The belated reckoning with childhood trauma can be especially difficult in a culture that has largely accommodated divorce as a fact of life. California was the first state to approve no-fault divorce in 1969. 

In 1960, 87% of children in the United States lived with both a mother and father in the home, according to the Pew Research Center. Over the following half-century, that number slid to 64%. 


Children of divorce
Clockwise from left: Katherine Ambrose, Hallie Colorado (shown with her husband), Father Luke Leighton and Dan and Bethany Meola know the importance of healing for children of divorce.(Photo: Courtesy of subjects)


 


Culture of Divorce

In this culture, divorce is often presented as a positive outcome for parents and for families, while children may feel they caused the divorce or that they need to affirm their parents’ new life and relationships, explained Franciscan Friar of the Renewal Father Luke Leighton, a child of divorce and a retreat chaplain who serves in the Diocese of Oakland, California.

After the breakup, children “learn to be quiet” and often take on responsibility for their parents’ emotions,” while their own inner turmoil is not addressed, he explained. At the retreat, wounds are finally “acknowledged, and you are accepted with your wounds,” said Father Leighton. 

“It is a safe place for you to mourn that loss.” 

When Father Leighton began to discern his vocation, members of his family accused him of “becoming a priest to avoid getting into a relationship.” 

“I said, ‘No, the Lord has helped me heal,’” he recalled, acknowledging that he carefully explored that question before taking final vows.

But after participating in a Life-Giving Wounds retreat in 2019, he experienced a deeper healing that continues to transform his life, paving the way for forgiveness and reconciliation within his family.

“I used to hate it when people older than myself would say, ‘If I had to live my life over again, I wouldn’t change a thing.’ I had a lot of things I wanted to change,” he said. “But being in this ministry, I realize that even the most painful parts of my life are precious to me because I can see how Our Lord has entered into my wounds. I can’t change or control the home I was from,” Father Leighton said. 

“All I can do is focus on the healing that Jesus is bringing about in my life. I can trust that, if that happens, I can deal with things differently as my heart changes and I become more loving. Already, I have a greater appreciation and mercy for my family than I did.”

During a recent retreat Mass, with the image of Divine Mercy close by, Father Leighton reminded the congregation that true healing could not be found in the flight from suffering, but in a willingness to invite Christ into the most painful parts of one’s life and allow them to be transformed into the fire of redemptive love.

“The very place of my woundedness is where Jesus meets me,” said Father Leighton. “That becomes the place of connection with the Lord.”

Through her experiences on her Life-Giving Wounds retreat, Colorado recalled the early years of acute financial instability, as her mother, now single, was forced to move 20 times. 

And there was the agony of shuttling between two households and the family holidays that never developed a satisfying rhythm. 

“I was the part-time cousin, the outsider looking in,” she said. 

The same disconnect complicated school life and friendships with classmates, making her feel “self-conscious, with a huge scarlet letter.”

The first day of the retreat exposed the wounds inflicted by her parents’ divorce.

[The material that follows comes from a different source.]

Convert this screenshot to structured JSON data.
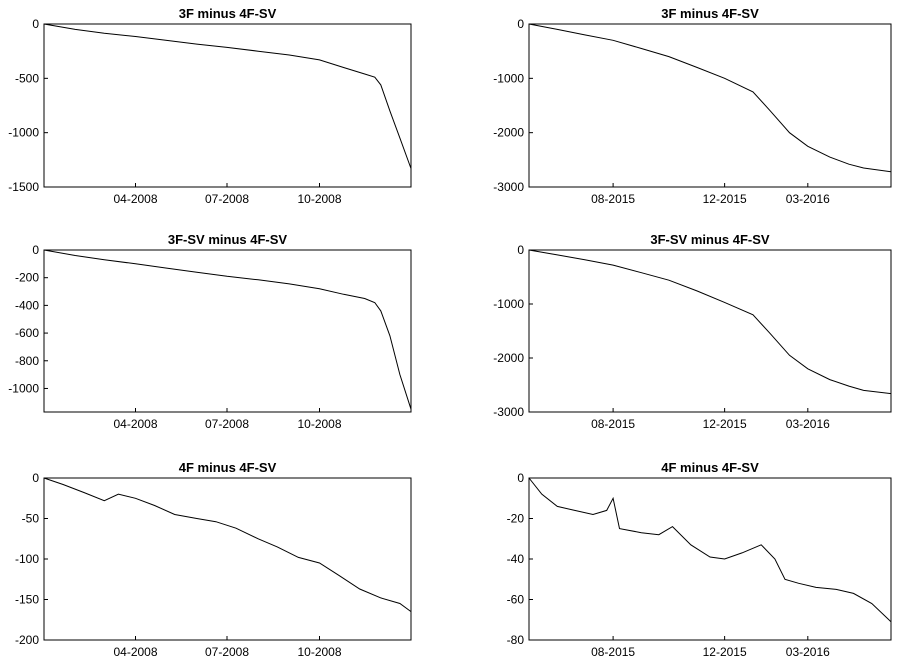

And during the next two days, Colorado learned how adult children of divorce can go on to lead a “holy, healthy, happy life” as they turn these hurts over to the suffering Christ and receive the grace of his Divine Mercy, in turn. 

“It is hard to imagine what you can have in common with the Savior of the world who went through so much torment,” she said. But “it is only in his Divine Mercy that you can let go of those wounds.”

By the close of the retreat, she experienced a “feeling of lightness I didn’t know existed — and with that a sense of peace and joy that I cannot believe I lived without for so long.”

“It has helped make me a better wife, a better mother and a better person,” she said. “I wish I had found this retreat years ago.”